After what seemed an eternity, she asked where they had taken his body. She was assured that she and the family could walk down to the secluded room where he was and she could see him one last time. It was the oddest thing, but she kept her eyes closed the entire time we made our way down the hall to the curtained bed where his body lay. Her family led her by the hand. Someone pulled back the curtain and I couldn’t say if she ever opened her eyes, as her fingers traced his form under the white sheet. It profoundly affected me in ways that I am still trying to figure out.
In all my self-reflection, I have come to terms with the fact that I have absolutely nothing to offer. What can I bring to a mother whose 22 year old son died suddenly with no explanation? What can I do that would make it any easier for a mother of a newborn with profound medical and physical disabilities to accept that her child’s life may be measured in hours and not years? What can I offer a man who must face death each day as cancer drags him further from his family and into fear and despair?
I think our biggest mistake is in thinking that we might possibly have the right thing to say. Or to imagine that we can help take away someone’s sadness, anxiety, guilt, fear. The biggest lesson is to learn that we do not ‘do’ anything but that we are called to ‘be.’ Knowing that we have nothing in ourselves to offer frees us up to understand that it is not ourselves that we bring into each encounter. We are just conduits. What we are bringing is a glimpse at the kingdom of God. Our being there, caring, listening, loving, is pulling back a corner of the veil and allowing others to see the kingdom of God. Jesus explained the kingdom in parables.
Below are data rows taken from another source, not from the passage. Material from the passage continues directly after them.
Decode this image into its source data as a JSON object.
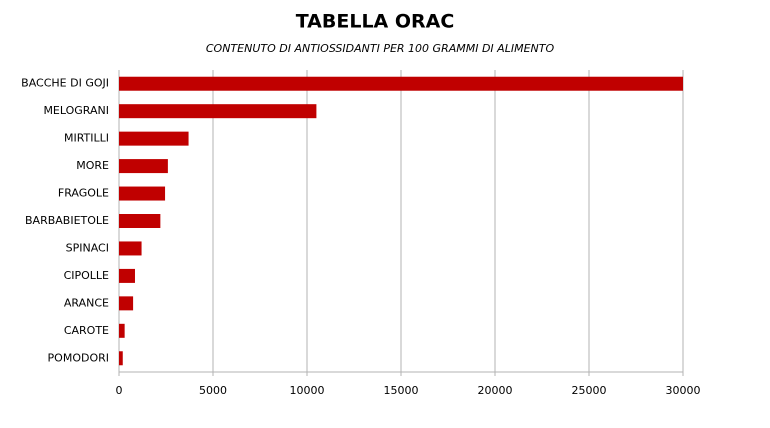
{
  "chart_data": {
    "type": "bar",
    "orientation": "horizontal",
    "title": "TABELLA ORAC",
    "subtitle": "CONTENUTO DI ANTIOSSIDANTI PER 100 GRAMMI DI ALIMENTO",
    "categories": [
      "BACCHE DI GOJI",
      "MELOGRANI",
      "MIRTILLI",
      "MORE",
      "FRAGOLE",
      "BARBABIETOLE",
      "SPINACI",
      "CIPOLLE",
      "ARANCE",
      "CAROTE",
      "POMODORI"
    ],
    "values": [
      30000,
      10500,
      3700,
      2600,
      2450,
      2200,
      1200,
      850,
      750,
      300,
      200
    ],
    "color": "#c00000",
    "xlim": [
      0,
      30000
    ],
    "xticks": [
      0,
      5000,
      10000,
      15000,
      20000,
      25000,
      30000
    ],
    "grid": true
  }
}
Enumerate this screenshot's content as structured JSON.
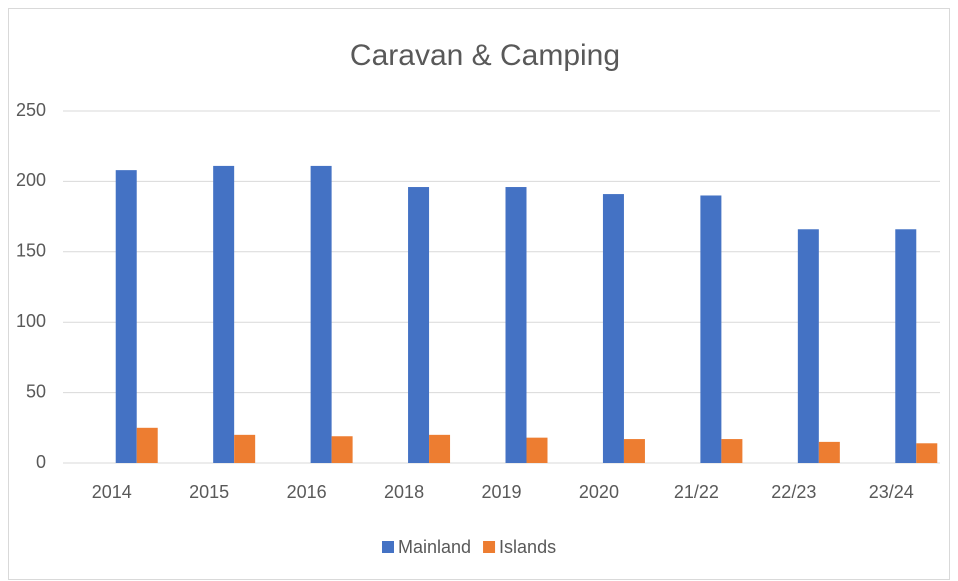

My parable is this; the kingdom of God is like a person who has nothing, who goes and sits with the sick and the dying and in doing so offers them everything.
Written by Susan Corley October 17, 2008
I first see you coming in through the hissing, automatic doors.
Your family gathers from different points—and NO ONE KNOWS.
Nothing has prepared you for what you are about to learn.
And my heart aches—physical pain—as I imagine your pain.
I am called to represent the Holy One in this unholy space and time.
Who is equal to such a task?
I wish I were somewhere else—can visualize myself floating up, and out the hissing doors.
I close my eyes and open them slowly, but the scene is cursedly the same.
In the overcrowded room, we all wait as the doctor walks in and lets the words escape.
Even I am shocked at their power: YOUR SON DIED.
Your family surrounds you, holds on tight, but you are going
Your knees hit the floor and I am pulled down with you by a force stronger than gravity.
Deep calls to deep—blood to blood—mother to mother.
I kneel on the cold tile floor and hold on to you as your life is ruined.
You ask the ancient question: WHERE HAVE THEY TAKEN HIM?
We make a slow and solemn pilgrimage to see your son.
We pull aside the curtain and enter the darkness of the chamber.
Sorrow has sealed your eyes like a tomb—you will not see this.
I watch in silent awe as your loved ones lead you to his side.
Your strong black hands move against the brilliant whiteness of the sheet.
Such excruciating tenderness that I must look away.
No Michelangelo sculpture can compare to the profane sacredness of this moment.